Aujourd’hui, on plonge dans l’histoire du bando FPV, ce terrain de jeu en béton et en rouille qui a façonné toute une génération de pilotes. D’où vient ce mot, comment la pratique s’est développée, et pourquoi elle a fini par influencer jusqu’à Hollywood ? On vous raconte tout.
L’origine surprenante du bando FPV
Le mot « bando » n’a rien à voir avec les drones à la base. C’est un raccourci d’abandoned », issu du slang des rues d’Atlanta. Dans les années 2000-2010, un bando désigne une maison abandonnée servant de point de vente de drogue. Le terme explose en 2012-2013 grâce au trio de rap Migos et leur morceau « Bando », avant de devenir mondial.
Mais avant que les pilotes FPV ne s’emparent de ces lieux, les urbexeurs les exploraient déjà depuis les années 70-80, appareil photo en main. Même fascination pour la ruine, même code du secret autour des spots. Les pilotes FPV ont hérité de cette culture sans forcément le savoir.
De Charpu à Detroit : la montée en puissance
En mars 2015, Charpu publie « Left Behind », une vidéo tournée dans un hôpital abandonné près de Madrid.

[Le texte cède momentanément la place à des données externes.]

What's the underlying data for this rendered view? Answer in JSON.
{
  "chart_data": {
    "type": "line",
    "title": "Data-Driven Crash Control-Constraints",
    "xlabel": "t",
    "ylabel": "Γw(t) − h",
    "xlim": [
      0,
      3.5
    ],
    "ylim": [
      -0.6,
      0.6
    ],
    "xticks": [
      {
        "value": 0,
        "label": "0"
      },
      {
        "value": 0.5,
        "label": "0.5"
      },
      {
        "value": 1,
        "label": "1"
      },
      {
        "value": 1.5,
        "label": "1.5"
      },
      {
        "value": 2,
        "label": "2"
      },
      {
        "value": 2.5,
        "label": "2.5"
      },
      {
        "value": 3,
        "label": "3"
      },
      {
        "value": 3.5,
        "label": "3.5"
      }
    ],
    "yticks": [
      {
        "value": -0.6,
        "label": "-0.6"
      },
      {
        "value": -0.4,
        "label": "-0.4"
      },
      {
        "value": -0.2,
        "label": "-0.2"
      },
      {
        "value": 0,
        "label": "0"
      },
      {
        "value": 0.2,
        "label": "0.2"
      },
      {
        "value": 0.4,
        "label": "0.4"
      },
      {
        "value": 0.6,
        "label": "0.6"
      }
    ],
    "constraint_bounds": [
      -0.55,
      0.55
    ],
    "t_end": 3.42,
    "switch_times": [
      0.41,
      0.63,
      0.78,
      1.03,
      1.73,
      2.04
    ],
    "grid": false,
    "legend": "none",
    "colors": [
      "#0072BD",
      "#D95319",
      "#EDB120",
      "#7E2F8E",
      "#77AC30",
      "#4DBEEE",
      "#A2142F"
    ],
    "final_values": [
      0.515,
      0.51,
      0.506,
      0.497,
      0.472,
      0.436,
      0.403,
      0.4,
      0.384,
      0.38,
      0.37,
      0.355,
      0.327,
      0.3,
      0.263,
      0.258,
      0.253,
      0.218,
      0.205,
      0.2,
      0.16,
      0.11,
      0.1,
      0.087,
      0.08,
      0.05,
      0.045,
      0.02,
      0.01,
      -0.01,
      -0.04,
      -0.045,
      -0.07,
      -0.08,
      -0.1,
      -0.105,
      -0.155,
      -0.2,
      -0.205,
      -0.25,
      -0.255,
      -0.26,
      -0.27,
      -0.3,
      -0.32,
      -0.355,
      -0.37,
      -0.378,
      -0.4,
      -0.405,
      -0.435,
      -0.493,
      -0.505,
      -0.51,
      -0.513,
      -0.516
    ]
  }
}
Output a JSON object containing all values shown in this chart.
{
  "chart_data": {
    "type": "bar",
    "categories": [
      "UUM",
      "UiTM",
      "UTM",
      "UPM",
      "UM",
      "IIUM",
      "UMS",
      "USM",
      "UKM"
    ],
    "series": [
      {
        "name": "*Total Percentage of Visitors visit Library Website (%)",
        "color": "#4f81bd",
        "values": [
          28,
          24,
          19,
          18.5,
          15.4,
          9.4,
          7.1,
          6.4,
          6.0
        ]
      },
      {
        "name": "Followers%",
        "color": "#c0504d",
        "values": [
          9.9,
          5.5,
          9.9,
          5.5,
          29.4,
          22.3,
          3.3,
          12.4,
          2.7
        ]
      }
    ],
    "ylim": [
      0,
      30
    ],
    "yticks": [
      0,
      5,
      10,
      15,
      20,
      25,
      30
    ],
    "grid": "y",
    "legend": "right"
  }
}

Plus de 2 millions de vues. Pour la première fois, le bâtiment n’est pas un simple décor, c’est le personnage central de la vidéo. La pratique du bando FPV est lancée.
Detroit incarne ensuite le phénomène à une tout autre échelle. Après avoir perdu 60% de sa population, la ville laisse derrière elle des milliers de bâtiments abandonnés. Drew Camden, alias Le Drib, ingénieur chez General Motors le jour, vole dans les ruines de cette même industrie le soir. Il rejoint Rotor Riot en 2017 et en devient président en 2018.
La France, terre de bandos
La France possède un patrimoine abandonné exceptionnel. Le sanatorium d’Aincourt dans le Val d’Oise est devenu un spot mythique, au point d’être modélisé dans le simulateur Uncrashed. Tomz FPV, surnommé « Le Bando King », a marqué l’histoire avec sa méthode unique : conceptualiser chaque ligne complète avant de voler, transformant ses sessions en véritables chorégraphies.
Le bando a été le laboratoire silencieux du freestyle français. C’est dans ces lieux que toute une génération a appris à lire un environnement complexe et à y tracer des lignes inédites.
Du bando à Hollywood
Le savoir-faire forgé dans les bandos a directement nourri le FPV cinématique professionnel. Fincky a fondé House of FPV et volé pour Red Bull. J-True est passé des ruines aux grosses productions. Et quand Michael Bay tourne « Ambulance » en 2022, ce sont des pilotes FPV formés à ce type de vol qui captent les séquences les plus spectaculaires du film.
Conclusion
Le bando FPV est bien plus qu’un type de spot. C’est un état d’esprit, un rapport brut à l’environnement, et le berceau d’un savoir-faire qui a fini par conquérir l’industrie du cinéma. Tant qu’il y aura des bâtiments abandonnés et des pilotes avec une radio, quelqu’un trouvera un nouveau spot.